Aristarkus kesinlikle bir matematikçi ve astronomdu. Güneş merkezli evren görüşünü de ortaya atan ilk bilim insanı olduğunu söyleyebiliriz. Ayrıca Güneş ve Ay’ın mesafelerini, sırf geometri ve matematiğe dayanarak ölçmeyi başarmıştır . Şimdi Aristarkusun nasıl Günmerkezli evren görüşüne ulaştığını açıklamadan önce o zamandaki geleneksel evren anlayışına bir bakalım.
Günmerkezlilik Teorisi ve Öncesi
Tıpkı Mısırlılar’ın Yunan matematiğinin gelişmesine sebep olması gibi, Babilliler’in Yunan astronomisi üzerinde de benzer bir etkisi vardı. Büyük İskender’in Doğu’ya doğru açılması, Yunan astronomi bilimi üzerinde kritik bir etkiye sahip olacak fikir alışverişlerine sebep olmuştu.
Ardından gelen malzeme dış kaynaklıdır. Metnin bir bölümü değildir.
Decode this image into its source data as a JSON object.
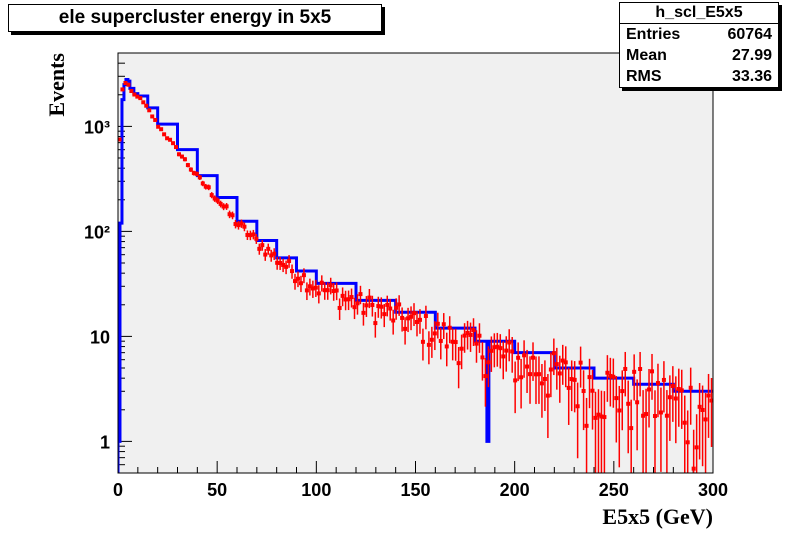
{
  "chart_data": {
    "type": "line",
    "title": "ele supercluster energy in 5x5",
    "xlabel": "E5x5 (GeV)",
    "ylabel": "Events",
    "xlim": [
      0,
      300
    ],
    "ylim": [
      0.5,
      5000
    ],
    "yscale": "log",
    "xticks": [
      0,
      50,
      100,
      150,
      200,
      250,
      300
    ],
    "xtick_labels": [
      "0",
      "50",
      "100",
      "150",
      "200",
      "250",
      "300"
    ],
    "yticks": [
      1,
      10,
      100,
      1000
    ],
    "ytick_labels": [
      "1",
      "10",
      "10²",
      "10³"
    ],
    "stats": {
      "name": "h_scl_E5x5",
      "rows": [
        {
          "label": "Entries",
          "value": "60764"
        },
        {
          "label": "Mean",
          "value": "27.99"
        },
        {
          "label": "RMS",
          "value": "33.36"
        }
      ]
    },
    "series": [
      {
        "color": "#0000ff",
        "style": "histogram-step",
        "x": [
          0,
          1,
          2,
          3,
          4,
          5,
          6,
          8,
          10,
          15,
          20,
          30,
          40,
          50,
          60,
          70,
          80,
          90,
          100,
          120,
          140,
          160,
          180,
          186,
          187,
          200,
          220,
          240,
          260,
          280,
          300
        ],
        "y": [
          1,
          120,
          1800,
          2500,
          2800,
          2700,
          2300,
          2050,
          1950,
          1500,
          1050,
          600,
          340,
          210,
          125,
          82,
          56,
          42,
          32,
          22,
          17,
          12,
          9,
          1,
          9,
          7,
          5,
          4,
          3.5,
          3,
          2.5
        ]
      },
      {
        "color": "#ff0000",
        "style": "markers-errors",
        "x": [
          0,
          1,
          2,
          3,
          4,
          5,
          6,
          8,
          10,
          15,
          20,
          30,
          40,
          50,
          60,
          70,
          80,
          90,
          100,
          120,
          140,
          160,
          180,
          200,
          220,
          240,
          260,
          280,
          300
        ],
        "y": [
          300,
          1000,
          2200,
          2500,
          2600,
          2500,
          2250,
          2000,
          1950,
          1480,
          1030,
          590,
          330,
          205,
          120,
          80,
          55,
          40,
          30,
          21,
          16,
          11,
          8,
          6,
          4.5,
          3.5,
          3,
          2.5,
          2
        ]
      }
    ]
  }
}
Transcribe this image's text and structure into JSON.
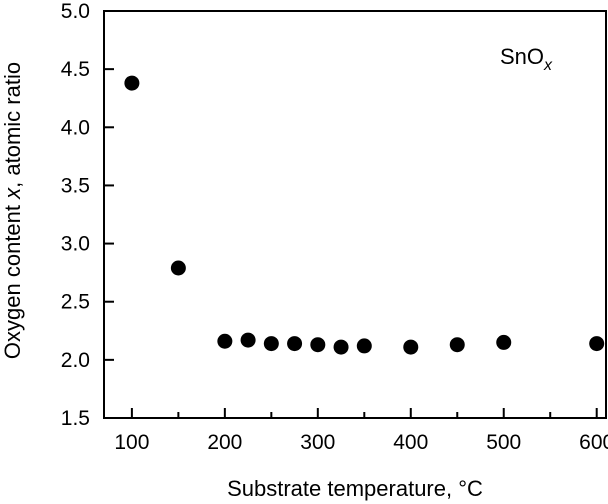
{
  "chart_data": {
    "type": "scatter",
    "xlabel": "Substrate temperature, °C",
    "ylabel_prefix": "Oxygen content ",
    "ylabel_var": "x",
    "ylabel_suffix": ", atomic ratio",
    "annotation_main": "SnO",
    "annotation_sub": "x",
    "xlim": [
      70,
      610
    ],
    "ylim": [
      1.5,
      5.0
    ],
    "x_ticks": [
      100,
      200,
      300,
      400,
      500,
      600
    ],
    "x_minor_ticks": [
      150,
      250,
      350,
      450,
      550
    ],
    "y_ticks": [
      1.5,
      2.0,
      2.5,
      3.0,
      3.5,
      4.0,
      4.5,
      5.0
    ],
    "y_tick_labels": [
      "1.5",
      "2.0",
      "2.5",
      "3.0",
      "3.5",
      "4.0",
      "4.5",
      "5.0"
    ],
    "grid": false,
    "marker_color": "#000000",
    "points": [
      {
        "x": 100,
        "y": 4.38
      },
      {
        "x": 150,
        "y": 2.79
      },
      {
        "x": 200,
        "y": 2.16
      },
      {
        "x": 225,
        "y": 2.17
      },
      {
        "x": 250,
        "y": 2.14
      },
      {
        "x": 275,
        "y": 2.14
      },
      {
        "x": 300,
        "y": 2.13
      },
      {
        "x": 325,
        "y": 2.11
      },
      {
        "x": 350,
        "y": 2.12
      },
      {
        "x": 400,
        "y": 2.11
      },
      {
        "x": 450,
        "y": 2.13
      },
      {
        "x": 500,
        "y": 2.15
      },
      {
        "x": 600,
        "y": 2.14
      }
    ]
  }
}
Bu dönem tam da Aristarkusun Günmerkezli evren fikrini geliştirdiği bir ortamdı.
Birkaç nadir istisna hariç, Aristarkus’un yaşadığı dönemde Yunan astronomlar arasındaki genel kanı, evrenin merkezinde Dünya’nın bulunduğuydu. Milattan önce 4.yüzyılda Platon ve Aristoteles, Dünya-merkezli modeli savunmuştur. Fakat her iki felsefeci de bunu, çoğunlukla mistik argümanlar kullanarak yapmıştı.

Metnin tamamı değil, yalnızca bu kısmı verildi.